Peterloo

Mike Leigh’s new film documents the Peterloo Massacre of 1819, when cavalry charged a large crowd of protesters in Manchester, who had gathered to demand suffrage and watch Rory Kinnear wave a hat around.

As in his previous picture Mr Turner, Leigh takes his time and pays meticulous attention to detail, resulting in another well-crafted but rather slow historical piece; the kind that’s perfect for old people, in that you can fall asleep and wake up without having missed anything. Starting the drama weeks ahead of the titular event, Leigh takes a lengthy run-up and stages speeches and meetings for 2.5 hours, which is about an hour too long. That’s the thing about these Lefties: always afraid to make cuts.

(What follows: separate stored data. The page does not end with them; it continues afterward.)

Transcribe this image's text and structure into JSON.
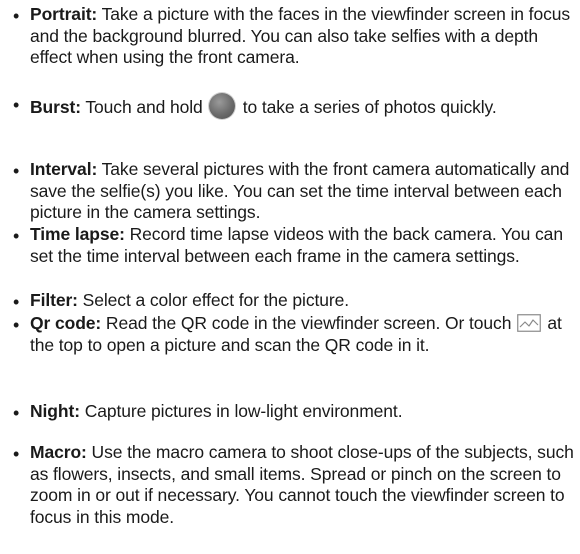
{
  "items": [
    {
      "term": "Portrait:",
      "text": " Take a picture with the faces in the viewfinder screen in focus and the background blurred. You can also take selfies with a depth effect when using the front camera."
    },
    {
      "term": "Burst:",
      "text_before": " Touch and hold",
      "text_after": "to take a series of photos quickly.",
      "icon": "shutter-button-icon"
    },
    {
      "term": "Interval:",
      "text": " Take several pictures with the front camera automatically and save the selfie(s) you like. You can set the time interval between each picture in the camera settings."
    },
    {
      "term": "Time lapse:",
      "text": " Record time lapse videos with the back camera. You can set the time interval between each frame in the camera settings."
    },
    {
      "term": "Filter:",
      "text": " Select a color effect for the picture."
    },
    {
      "term": "Qr code:",
      "text_before": " Read the QR code in the viewfinder screen. Or touch",
      "text_after": "at the top to open a picture and scan the QR code in it.",
      "icon": "gallery-icon"
    },
    {
      "term": "Night:",
      "text": " Capture pictures in low-light environment."
    },
    {
      "term": "Macro:",
      "text": " Use the macro camera to shoot close-ups of the subjects, such as flowers, insects, and small items. Spread or pinch on the screen to zoom in or out if necessary. You cannot touch the viewfinder screen to focus in this mode."
    }
  ]
}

In resolutely following a broad ensemble of characters to the fateful site at St Peter’s Field, Leigh demonstrates great care and conviction, even if the villainous local magistrates border on camp; two of them played by The Thick of It alumni Vincent Franklin and Martin Savage. There are also fine performances from Maxine Peake, Karl Johnson and Tim McInnerny as the Prince Regent, fulfilling an alternate realisation of Blackadder the Third.

By sidestepping the movie conventions that characterised Suffragette, Leigh produces a more natural and personal work. For him this is a historic chapter in the birth of the labour movement, as well as a warning from history about the life-threatening consequences of constitutional stubbornness; the sort that guarantees frequent school shootings in modern-day America. Authentic yet ambling, Peterloo reminds us of the people who died for the rights we enjoy today, and that the march towards progress is very slow indeed.